Let \(E\) be an elliptic curve of modulus \(q=e^{2\pi\sqrt{-1}\tau}\) for \(\text{Im }\tau>0\). Let \(\{{\mathfrak z}_ j\), \(j=1,dots,2n\}\) denote a basis of \(H_ 1(E^ n,\mathbb{Z})\) such that \(\{{\mathfrak z}_ j,{\mathfrak z}_{n+j}\}\) represents a pair of canonical loops in \(E\). Let \(X\) be the factor space of \(H_ 1(E^ n,\mathbb{Z})\) by the abelian subgroup \(A=\langle {\mathfrak z}_ 1,\dots,{\mathfrak z}_ n\rangle\) and \(\overline{X}\) the factor space of the dual \(H^{1,0}(E^ n)^*\) of the first component of the Hodge decomposition of \(H^ 1(E^ n,\mathbb{C})\) by \(A\).
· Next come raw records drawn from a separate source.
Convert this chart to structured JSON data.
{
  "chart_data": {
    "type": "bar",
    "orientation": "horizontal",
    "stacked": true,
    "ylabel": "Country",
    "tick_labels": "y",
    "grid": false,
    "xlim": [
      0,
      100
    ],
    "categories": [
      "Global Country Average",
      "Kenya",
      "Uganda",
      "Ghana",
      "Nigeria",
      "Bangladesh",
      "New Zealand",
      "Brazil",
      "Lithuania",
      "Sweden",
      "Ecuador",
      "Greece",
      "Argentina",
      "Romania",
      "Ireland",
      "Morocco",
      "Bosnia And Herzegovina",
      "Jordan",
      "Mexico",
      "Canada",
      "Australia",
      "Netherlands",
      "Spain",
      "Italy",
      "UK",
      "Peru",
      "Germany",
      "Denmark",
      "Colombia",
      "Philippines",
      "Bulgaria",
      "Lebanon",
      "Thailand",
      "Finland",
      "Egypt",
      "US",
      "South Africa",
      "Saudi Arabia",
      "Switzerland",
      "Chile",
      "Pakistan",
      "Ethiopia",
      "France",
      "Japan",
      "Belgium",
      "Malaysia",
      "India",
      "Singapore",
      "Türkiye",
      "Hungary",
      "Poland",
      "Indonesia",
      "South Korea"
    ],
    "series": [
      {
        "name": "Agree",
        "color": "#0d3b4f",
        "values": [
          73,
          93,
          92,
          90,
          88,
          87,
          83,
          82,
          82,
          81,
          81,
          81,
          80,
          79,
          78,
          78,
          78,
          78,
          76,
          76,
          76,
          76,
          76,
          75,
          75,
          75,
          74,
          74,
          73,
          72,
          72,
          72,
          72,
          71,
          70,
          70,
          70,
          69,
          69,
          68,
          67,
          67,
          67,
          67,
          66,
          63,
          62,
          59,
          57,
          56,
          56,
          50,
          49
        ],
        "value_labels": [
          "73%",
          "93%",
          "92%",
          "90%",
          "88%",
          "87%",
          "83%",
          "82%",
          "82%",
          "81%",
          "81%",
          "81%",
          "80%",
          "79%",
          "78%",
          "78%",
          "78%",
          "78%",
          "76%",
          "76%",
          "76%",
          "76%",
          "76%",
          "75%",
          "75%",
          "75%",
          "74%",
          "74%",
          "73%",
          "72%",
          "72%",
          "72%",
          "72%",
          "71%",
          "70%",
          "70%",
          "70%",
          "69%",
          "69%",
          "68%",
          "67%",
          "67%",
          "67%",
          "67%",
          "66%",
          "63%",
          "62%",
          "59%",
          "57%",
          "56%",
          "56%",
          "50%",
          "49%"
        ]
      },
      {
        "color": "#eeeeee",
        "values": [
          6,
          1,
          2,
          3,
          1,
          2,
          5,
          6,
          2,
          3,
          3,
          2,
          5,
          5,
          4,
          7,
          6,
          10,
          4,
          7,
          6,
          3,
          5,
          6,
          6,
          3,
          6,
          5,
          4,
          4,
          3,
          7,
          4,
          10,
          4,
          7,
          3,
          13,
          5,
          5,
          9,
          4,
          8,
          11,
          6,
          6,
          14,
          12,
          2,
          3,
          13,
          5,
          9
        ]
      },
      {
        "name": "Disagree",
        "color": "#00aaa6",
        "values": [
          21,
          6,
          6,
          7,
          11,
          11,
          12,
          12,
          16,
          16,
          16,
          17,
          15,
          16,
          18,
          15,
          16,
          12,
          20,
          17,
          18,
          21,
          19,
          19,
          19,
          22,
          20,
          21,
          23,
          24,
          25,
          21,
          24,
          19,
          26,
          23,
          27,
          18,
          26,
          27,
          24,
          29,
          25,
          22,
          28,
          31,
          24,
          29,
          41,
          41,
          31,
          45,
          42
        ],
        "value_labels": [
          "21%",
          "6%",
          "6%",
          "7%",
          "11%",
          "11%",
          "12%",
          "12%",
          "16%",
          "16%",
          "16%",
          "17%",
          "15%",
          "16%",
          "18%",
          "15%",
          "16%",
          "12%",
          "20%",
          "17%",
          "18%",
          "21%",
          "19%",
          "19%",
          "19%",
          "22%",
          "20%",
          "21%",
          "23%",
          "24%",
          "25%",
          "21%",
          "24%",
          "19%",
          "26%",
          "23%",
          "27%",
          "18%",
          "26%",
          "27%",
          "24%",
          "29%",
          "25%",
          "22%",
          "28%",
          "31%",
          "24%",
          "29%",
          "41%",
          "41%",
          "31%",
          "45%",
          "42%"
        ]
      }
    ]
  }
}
Let \(R^ \times (\overline {X})\) be the group of non -zero rational functions on \(\overline{X}\). This article gives the structure theorem for \(H^ 1(X,R^ \times(\overline {X}))\) by means of basic cocycles \(b_ \chi(\omega)\) with factorization into powers of \(q\) raised to linear forms in \(\Hom(X,\mathbb{Z})\). This is a \(q\)-analogue of M. Sato's theory of \(b\)-functions for prehomogeneous vector spaces. \(b_ \chi(\omega)\) serves as character of the \(q\)-analogue of relative invariants called quasi-meromorphic functions, which include the \(q\)-analogue of the theta function. Several interesting related problems are proposed, including difference system for the Jackson integrals of quasi-meromorphic functions. Partial answers are discussed. Examples are given in basic hypergeometric functions.